Peripheral calcifying cystic odontogenic tumor clinically presents as a normal to red in Color firm painless gingival outgrowth with ulcerated surface. The most frequent site for this lesion is anterior and premolar region of mandible. Histologically it is comprised of epithelial islands of polyhedral tumor cells which shows prominent intercellular desmosome junctions and pleomorphic enlarged nuclei in the fibrous connective tissue stroma.3

POF is more commonly reported in 5 to 25 years of age with the peak incidence at 13 years with equal predilection for maxilla and mandible. Clinically it appears as a well-demarcated focal gingival tissue mass either sessile or pedunculated, coral pink or red with intact or surface ulceration. Histologically overlying epithelium could be intact or ulcerated with the stroma displaying calcification in the form of osteoid tissue, compact or cancellous bony trabeculae alongwith plump, proliferating fibroblasts.3

PGCG is a reactive gingival growth pedunculated or sessile, haemorrhagic in appearance with frequent surface ulceration. Histologically it consists of unencapsulated tissue mass with delicate reticular and fibrillar connective tissue stroma, abundant fibroblasts and multinucleated giant cells. Numerous blood capillaries are evident at periphery of the lesion. Foci of hemorrhage, with liberation of hemosiderin pigment are characteristic features.6

Based on the clinical and radiographic findings of 23 peripheral AOTs reported so far, most of them are considered as reactive lesions of gingiva and were completely excised under local anesthesia.

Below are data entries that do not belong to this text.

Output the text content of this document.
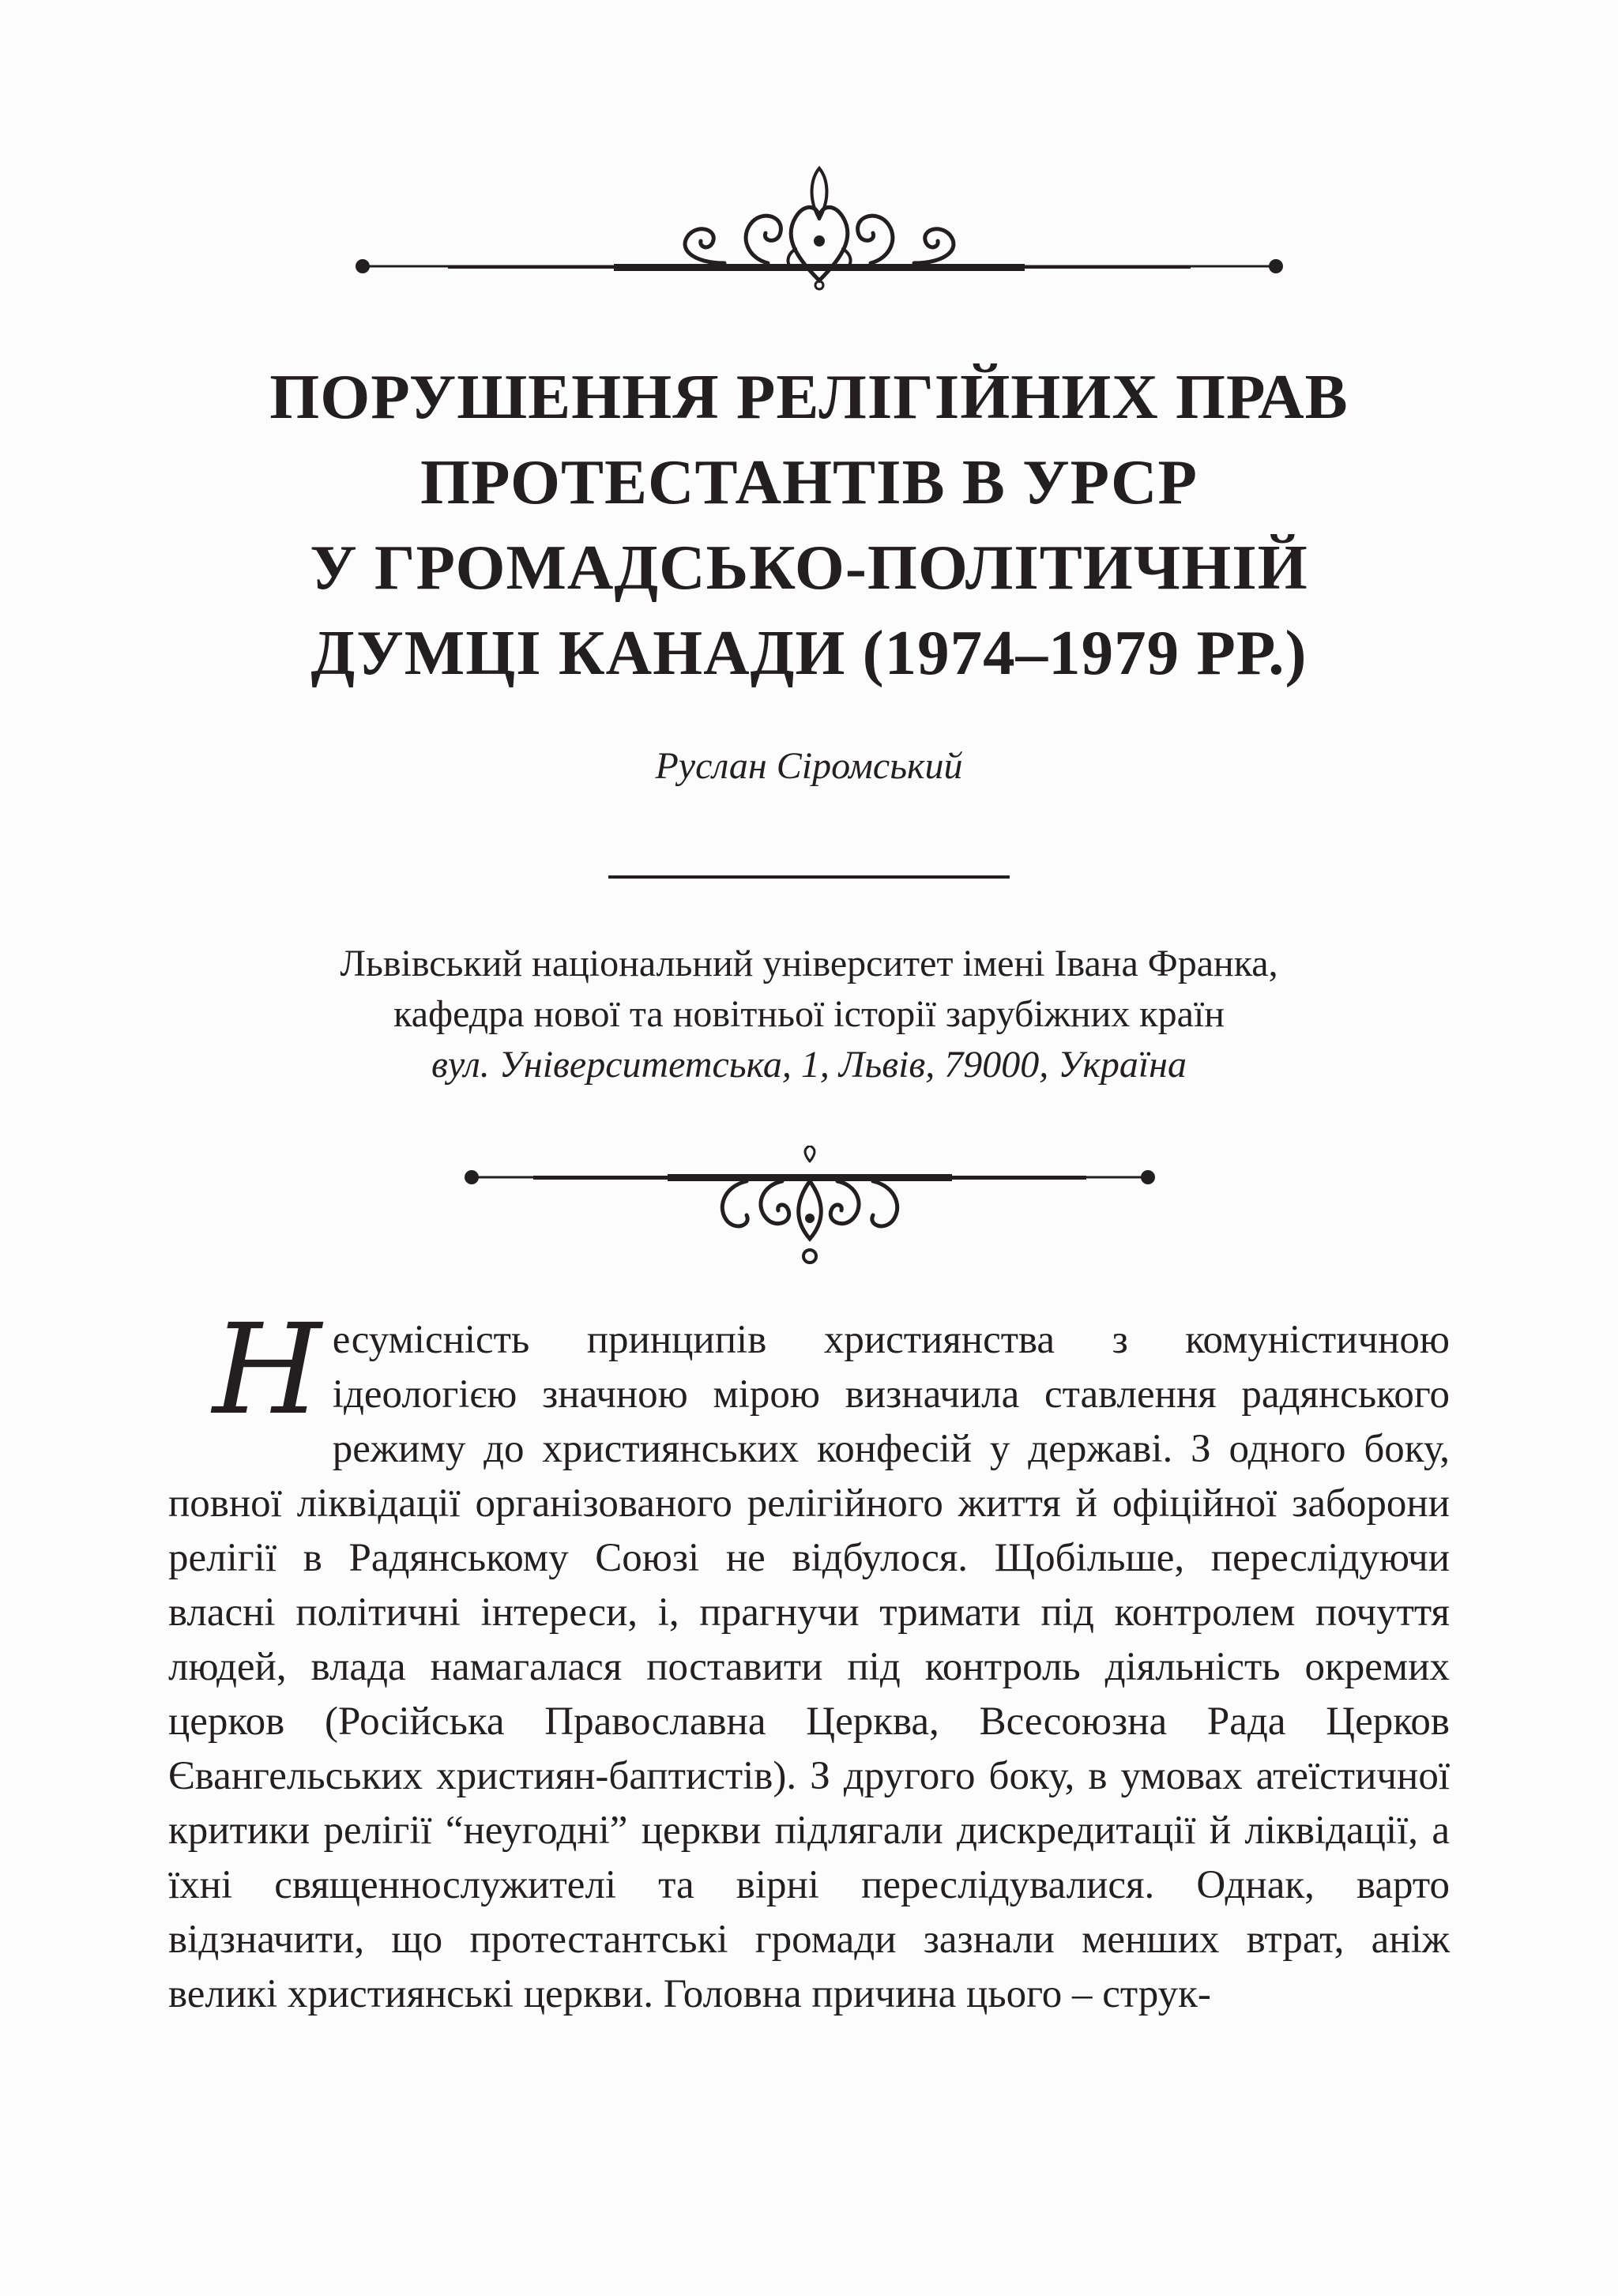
ПОРУШЕННЯ РЕЛІГІЙНИХ ПРАВ
ПРОТЕСТАНТІВ В УРСР
У ГРОМАДСЬКО-ПОЛІТИЧНІЙ
ДУМЦІ КАНАДИ (1974–1979 РР.)
Руслан Сіромський
Львівський національний університет імені Івана Франка,
кафедра нової та новітньої історії зарубіжних країн
вул. Університетська, 1, Львів, 79000, Україна
Н есумісність принципів християнства з комуністичною ідеологією значною мірою визначила ставлення радянського режиму до християнських конфесій у державі. З одного боку, повної ліквідації організованого релігійного життя й офіційної заборони релігії в Радянському Союзі не відбулося. Щобільше, переслідуючи власні політичні інтереси, і, прагнучи тримати під контролем почуття людей, влада намагалася поставити під контроль діяльність окремих церков (Російська Православна Церква, Всесоюзна Рада Церков Євангельських християн-баптистів). З другого боку, в умовах атеїстичної критики релігії “неугодні” церкви підлягали дискредитації й ліквідації, а їхні священнослужителі та вірні переслідувалися. Однак, варто відзначити, що протестантські громади зазнали менших втрат, аніж великі християнські церкви. Головна причина цього – струк-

Generally, PAOTs are indolent and the most recommended treatment is complete surgical excision. Their prognosis is usually excellent and their recurrence rate is very low (0.2%).10 Similar approach was practiced in our case and after a regular follow up of two years, patient has shown no signs of recurrence.

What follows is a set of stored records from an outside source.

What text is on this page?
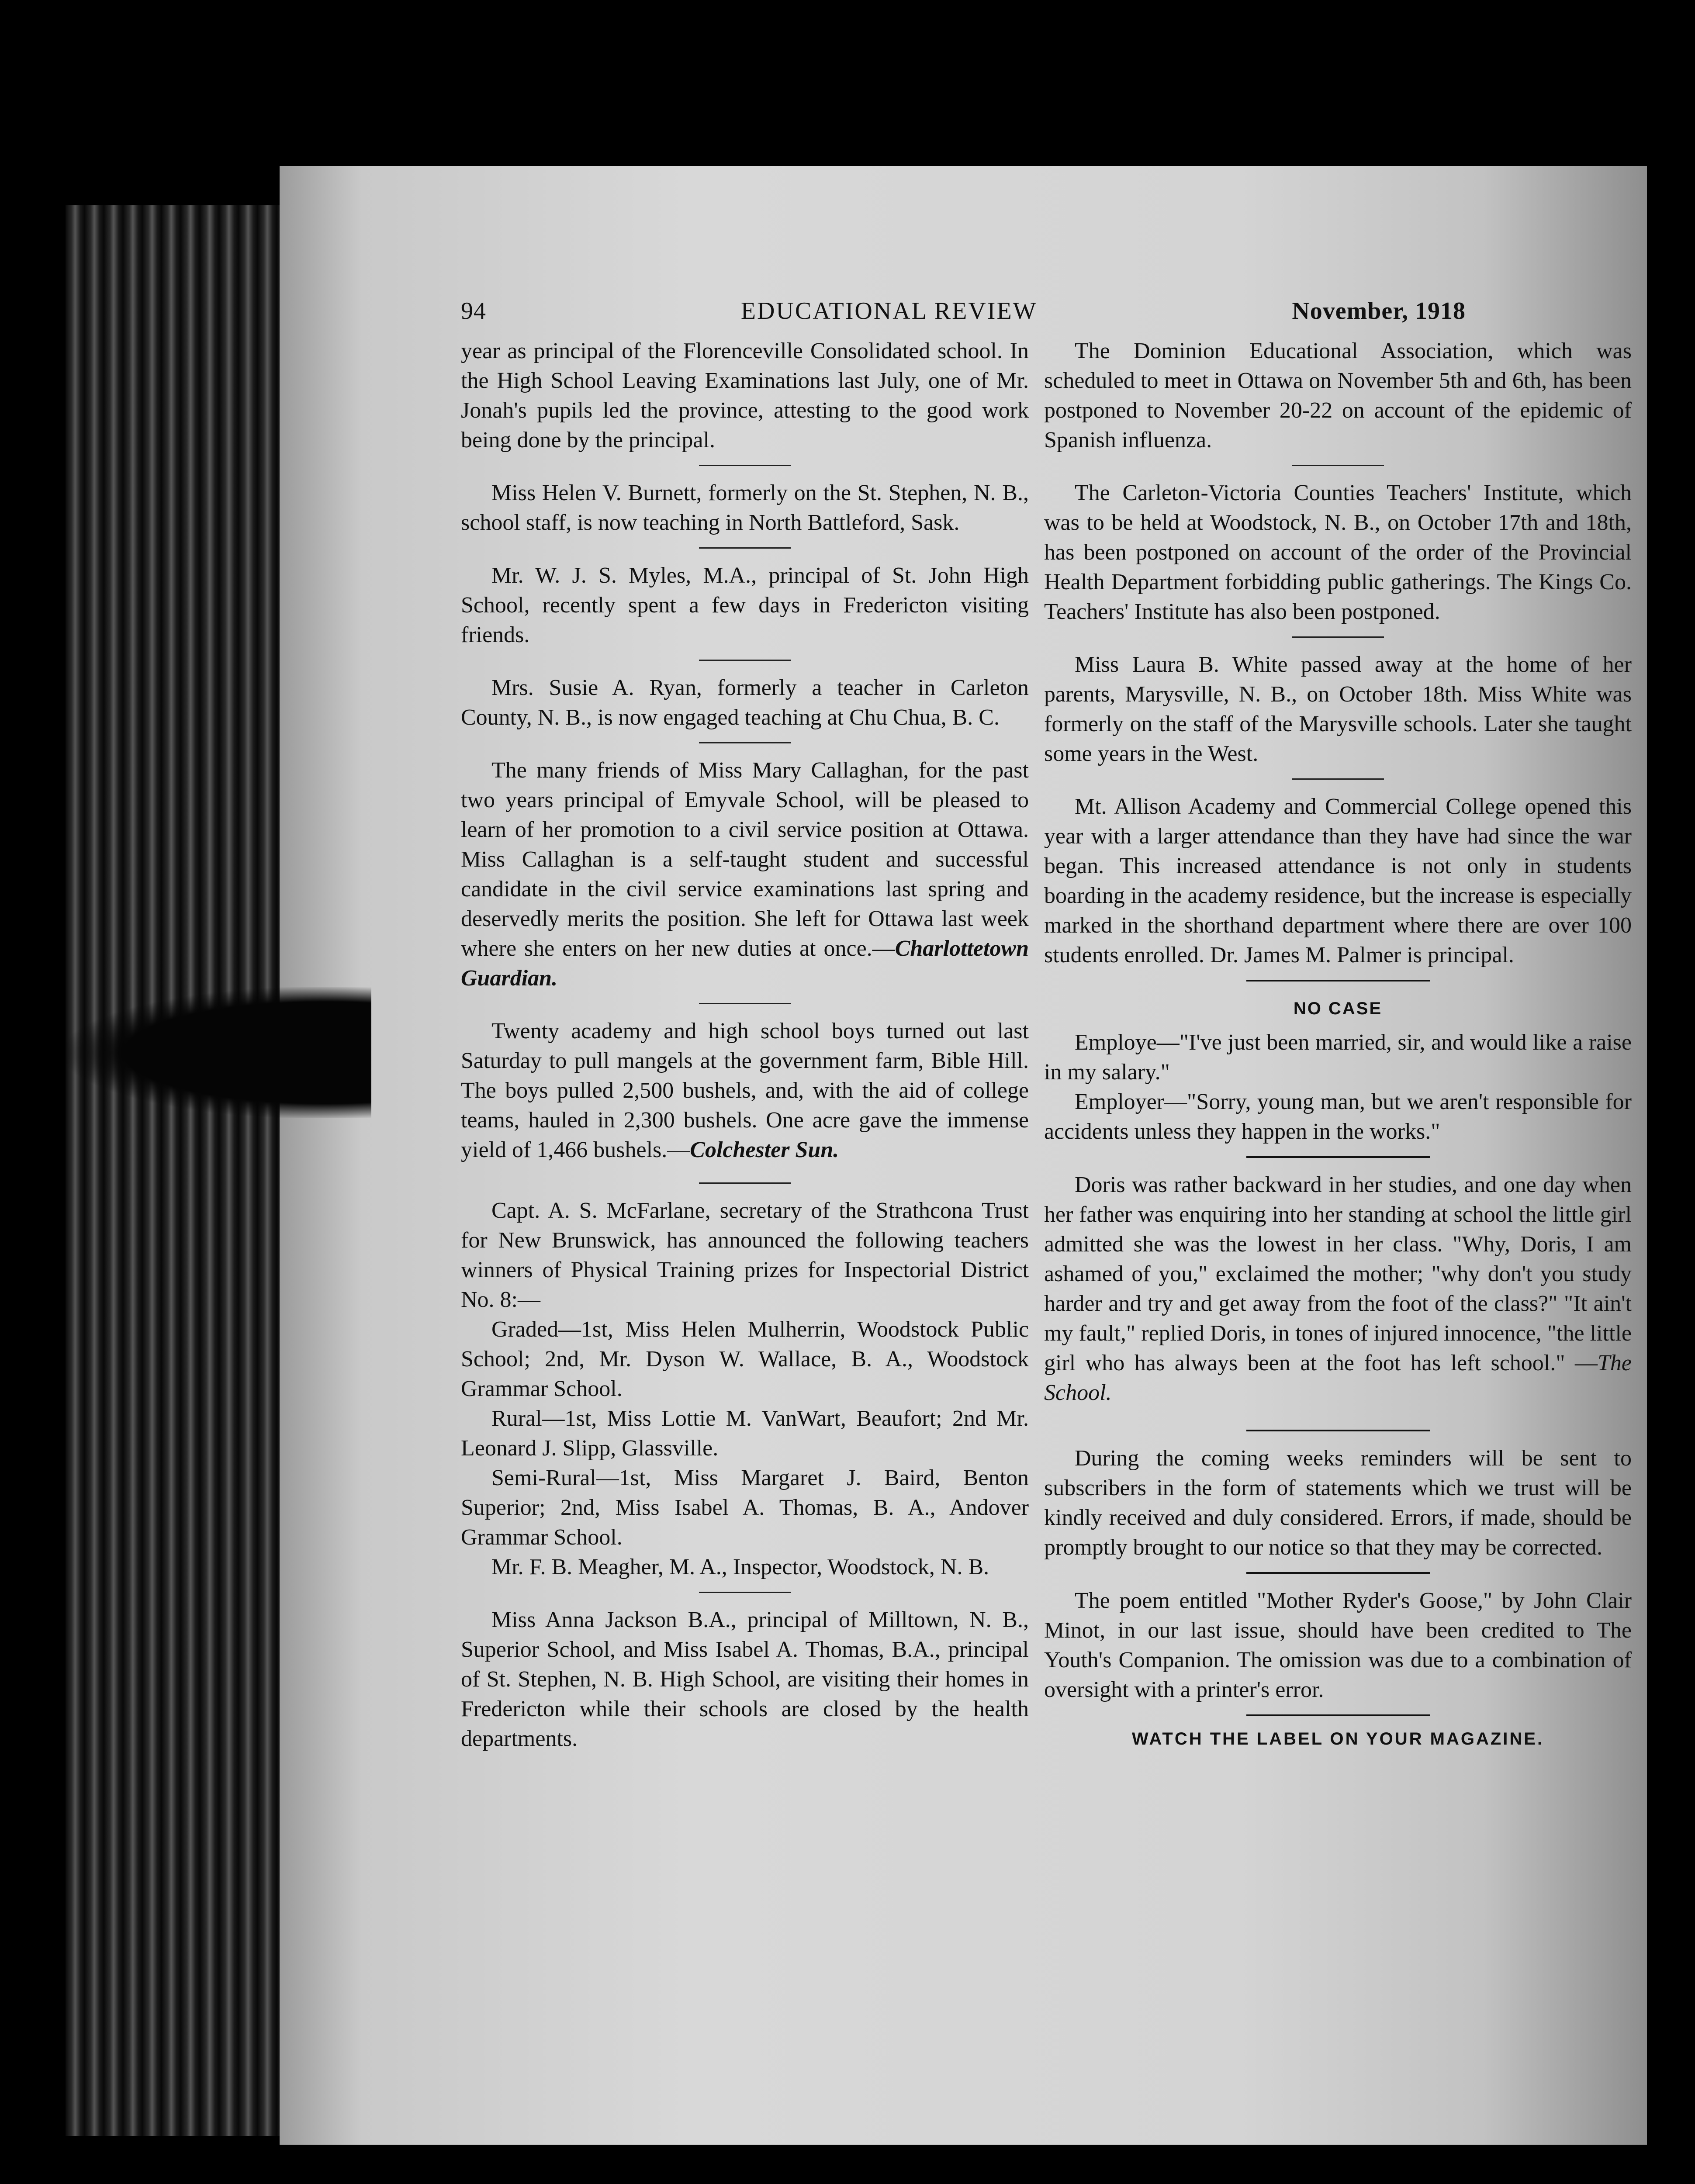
94	EDUCATIONAL REVIEW	November, 1918

year as principal of the Florenceville Consolidated school. In the High School Leaving Examinations last July, one of Mr. Jonah's pupils led the province, attesting to the good work being done by the principal.

Miss Helen V. Burnett, formerly on the St. Stephen, N. B., school staff, is now teaching in North Battleford, Sask.

Mr. W. J. S. Myles, M.A., principal of St. John High School, recently spent a few days in Fredericton visiting friends.

Mrs. Susie A. Ryan, formerly a teacher in Carleton County, N. B., is now engaged teaching at Chu Chua, B. C.

The many friends of Miss Mary Callaghan, for the past two years principal of Emyvale School, will be pleased to learn of her promotion to a civil service position at Ottawa. Miss Callaghan is a self-taught student and successful candidate in the civil service examinations last spring and deservedly merits the position. She left for Ottawa last week where she enters on her new duties at once.—Charlottetown Guardian.

Twenty academy and high school boys turned out last Saturday to pull mangels at the government farm, Bible Hill. The boys pulled 2,500 bushels, and, with the aid of college teams, hauled in 2,300 bushels. One acre gave the immense yield of 1,466 bushels.—Colchester Sun.

Capt. A. S. McFarlane, secretary of the Strathcona Trust for New Brunswick, has announced the following teachers winners of Physical Training prizes for Inspectorial District No. 8:—

Graded—1st, Miss Helen Mulherrin, Woodstock Public School; 2nd, Mr. Dyson W. Wallace, B. A., Woodstock Grammar School.

Rural—1st, Miss Lottie M. VanWart, Beaufort; 2nd Mr. Leonard J. Slipp, Glassville.

Semi-Rural—1st, Miss Margaret J. Baird, Benton Superior; 2nd, Miss Isabel A. Thomas, B. A., Andover Grammar School.

Mr. F. B. Meagher, M. A., Inspector, Woodstock, N. B.

Miss Anna Jackson B.A., principal of Milltown, N. B., Superior School, and Miss Isabel A. Thomas, B.A., principal of St. Stephen, N. B. High School, are visiting their homes in Fredericton while their schools are closed by the health departments.

The Dominion Educational Association, which was scheduled to meet in Ottawa on November 5th and 6th, has been postponed to November 20-22 on account of the epidemic of Spanish influenza.

The Carleton-Victoria Counties Teachers' Institute, which was to be held at Woodstock, N. B., on October 17th and 18th, has been postponed on account of the order of the Provincial Health Department forbidding public gatherings. The Kings Co. Teachers' Institute has also been postponed.

Miss Laura B. White passed away at the home of her parents, Marysville, N. B., on October 18th. Miss White was formerly on the staff of the Marysville schools. Later she taught some years in the West.

Mt. Allison Academy and Commercial College opened this year with a larger attendance than they have had since the war began. This increased attendance is not only in students boarding in the academy residence, but the increase is especially marked in the shorthand department where there are over 100 students enrolled. Dr. James M. Palmer is principal.

NO CASE

Employe—"I've just been married, sir, and would like a raise in my salary."

Employer—"Sorry, young man, but we aren't responsible for accidents unless they happen in the works."

Doris was rather backward in her studies, and one day when her father was enquiring into her standing at school the little girl admitted she was the lowest in her class. "Why, Doris, I am ashamed of you," exclaimed the mother; "why don't you study harder and try and get away from the foot of the class?" "It ain't my fault," replied Doris, in tones of injured innocence, "the little girl who has always been at the foot has left school." —The School.

During the coming weeks reminders will be sent to subscribers in the form of statements which we trust will be kindly received and duly considered. Errors, if made, should be promptly brought to our notice so that they may be corrected.

The poem entitled "Mother Ryder's Goose," by John Clair Minot, in our last issue, should have been credited to The Youth's Companion. The omission was due to a combination of oversight with a printer's error.

WATCH THE LABEL ON YOUR MAGAZINE.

Recent studies have unveiled the immunohistochemical reactivity of AOT for CK5, CK17, CK19 and ki67. The minimal expression of ki67 by AOT, correlates the low cellular proliferation and decreased tendency to recur.5,11

AOTs by themselves are rare odontogenic tumors and within its classification extraosseous tumors (PAOT) are rarer. This tumor is truly called as "master of disguise" as it resembles other frequently occurring gingival lesions of oral mucosa. It is very habitual to excise harmless epulis-like growths before any incisional biopsy which may later prove to be a neoplasm on histopathological diagnosis. The final surgical excision should be done post histopathological report rather than employing overzealous treatment protocols since peripheral odontogenic tumors are very much uncommon but do manifest as gingival lesions.